In Kenzou, 261 Malians were stranded with minimal humanitarian support, most living out in the open without shelter or adequate supplies.
Their journey to Kenzou had begun om Bangui and other locations in CAR – a dangerous road trip due to numerous armed groups and checkpoints en route.
IOM rented nine buses and one truck for the Malians to travel the 816 kilometers from Kenzou to Cameroon’s Douala airport. The Cameroonian government provided a military escort. Another 411 Malians were already in Douala, sheltering at the Military Airport Transit Site.
Early Sunday morning (2/3), the IOM charter flights began to transport the Malian migrants from Douala to the Malian capital Bamako.

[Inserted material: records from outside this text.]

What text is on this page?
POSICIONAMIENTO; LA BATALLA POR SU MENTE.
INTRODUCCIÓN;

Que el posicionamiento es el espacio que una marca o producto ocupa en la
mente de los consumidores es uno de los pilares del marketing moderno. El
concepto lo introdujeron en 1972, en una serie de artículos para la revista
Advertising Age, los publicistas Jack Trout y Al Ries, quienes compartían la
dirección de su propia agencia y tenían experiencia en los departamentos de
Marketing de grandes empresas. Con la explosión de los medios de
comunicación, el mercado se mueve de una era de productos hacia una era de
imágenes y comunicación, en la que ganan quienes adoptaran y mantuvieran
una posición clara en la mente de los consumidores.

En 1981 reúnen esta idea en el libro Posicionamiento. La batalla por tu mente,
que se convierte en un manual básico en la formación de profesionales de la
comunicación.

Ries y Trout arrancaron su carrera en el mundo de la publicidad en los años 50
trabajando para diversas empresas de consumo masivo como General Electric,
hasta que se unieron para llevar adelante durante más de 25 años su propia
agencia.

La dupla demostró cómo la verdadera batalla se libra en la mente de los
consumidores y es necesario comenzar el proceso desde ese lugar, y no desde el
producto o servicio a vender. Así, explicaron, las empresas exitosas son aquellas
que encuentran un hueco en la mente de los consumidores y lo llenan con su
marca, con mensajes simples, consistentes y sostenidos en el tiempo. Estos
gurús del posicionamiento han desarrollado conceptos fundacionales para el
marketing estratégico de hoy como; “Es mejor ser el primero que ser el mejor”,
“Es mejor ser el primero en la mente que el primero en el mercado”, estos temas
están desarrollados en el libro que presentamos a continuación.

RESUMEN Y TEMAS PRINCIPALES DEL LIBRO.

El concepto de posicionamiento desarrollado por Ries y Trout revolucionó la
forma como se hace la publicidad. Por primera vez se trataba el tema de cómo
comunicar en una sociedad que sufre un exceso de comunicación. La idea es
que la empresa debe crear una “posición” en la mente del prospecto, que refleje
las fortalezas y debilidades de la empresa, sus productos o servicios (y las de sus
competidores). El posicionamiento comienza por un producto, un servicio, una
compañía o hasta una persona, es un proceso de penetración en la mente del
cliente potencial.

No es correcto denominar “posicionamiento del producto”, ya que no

Many Malians fleeing CAR are traders and the evacuees left with only what they could carry. Everything else was left behind, including work tools and their stock.
On arrival in Bamako, they were exhausted and face an uncertain future. Many have lived in CAR for decades. Their resettlement will require finding housing and new livelihoods.
The approximately 12,000 remaining migrants and Central Africans stranded in Kenzou are receiving little to no humanitarian assistance and continue to live out in the open without tents or mosquito nets.
This stranded population includes 8,000 Chadians. IOM is planning a convoy next week to repatriate Chadians who are in Garua Boulai, Cameroon, just across the CAR border. Another convoy is planned to travel from Kenzou to Moundou, in southern Chad, a distance of 1,000 km.
The cost of the four Malian evacuation flights was covered by IOM’s revolving Migration Emergency Funding Mechanism (MEFM.)